From the beginning the relationship between the Ahoms and the Mughals was hostile and that was due to certain factors, such as, Mughal alliance with Koch Bihar, the western enemy of the Ahoms and secondly the growing advance of the Mughals in north-eastern frontier which alarmed them. While the Mughals supported Lakshminarayan, son of Nara Narayan of Koch Behar, the Ahom king Sukhaamphaa (1552–1603) entered into alliance by marrying the daughter of Lakshminarayan's cousin Raghudeva, the son of Chilarai who became the ruler of the eastern part of the kingdom, Koch Hajo which approximately included the modern districts of Goalpara, Barpeta, Kamrup, Darrang, and a part of Sonitpur (up to Bharali). This dynastic alliance between Ahom and Koch was renewed afterwards by the next Ahom king Susenghphaa (Pratap Singha, 1603-1641) who married a daughter of Raja Parikshit. It is true that with a view to satisfy the territorial ambitions of his own nephew, Nar Narayan allowed partition of his kingdom.
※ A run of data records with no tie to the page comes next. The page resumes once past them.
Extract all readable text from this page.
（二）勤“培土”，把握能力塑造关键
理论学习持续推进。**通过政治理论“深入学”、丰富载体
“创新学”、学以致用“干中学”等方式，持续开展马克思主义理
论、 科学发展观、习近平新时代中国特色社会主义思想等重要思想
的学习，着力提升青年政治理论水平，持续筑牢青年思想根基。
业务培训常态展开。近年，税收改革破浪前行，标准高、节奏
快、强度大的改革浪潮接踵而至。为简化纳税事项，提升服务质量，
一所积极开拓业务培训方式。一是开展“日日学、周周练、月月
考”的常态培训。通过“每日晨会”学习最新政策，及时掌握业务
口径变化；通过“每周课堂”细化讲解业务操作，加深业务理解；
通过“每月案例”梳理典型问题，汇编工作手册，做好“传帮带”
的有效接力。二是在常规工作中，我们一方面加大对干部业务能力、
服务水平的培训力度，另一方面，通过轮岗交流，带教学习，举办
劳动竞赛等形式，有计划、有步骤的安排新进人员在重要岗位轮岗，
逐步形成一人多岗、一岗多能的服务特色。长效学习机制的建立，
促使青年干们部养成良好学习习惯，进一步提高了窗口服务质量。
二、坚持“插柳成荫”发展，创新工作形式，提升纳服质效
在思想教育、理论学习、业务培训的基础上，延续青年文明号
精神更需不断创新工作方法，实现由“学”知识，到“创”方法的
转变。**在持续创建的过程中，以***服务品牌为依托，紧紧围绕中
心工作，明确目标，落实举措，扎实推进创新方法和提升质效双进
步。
But unfortunately, in spite of being pacified, Raghudeva and his successors remained all along hostile towards the Koch royal house and this rivalry and antagonism between these two frontier states invited intervention and aggression of their two mighty neighbourhood powers: the Mughals on the west and Ahoms on the east.

Conflict inception
From the time the Mughals appeared in the north-eastern frontier, a state of indirect rivalry and hostility began between the Mughals and the Ahoms. After the final defeat of Parikshit (1613) the first organised Mughal attack upon Assam was made with a view to conquer that kingdom. It was the outcome of the aggressive imperialism of the Mughals. "A desire for political supremacy and territorial expansion appears to have been the guiding motives of the Mughals."  Boundary disputes and the trade rivalries appear to have complicated the situation and political issues precipitated the conflict.
After the extinction of the Kamrup monarchy, the Mughals came to regard the territory east of Barnadi up to Singiri as part of the conquered region and hence asserted their political right over it. Ahoms strongly resented this claim. "Moreover the rich natural resources of the Assam valley and the prosperous kingdom of Kamrup in lower Brahmaputra valley, abounding in elephants and aromatic plants excited the cupidity of the Mughals and they were determined to force open the door of Assam."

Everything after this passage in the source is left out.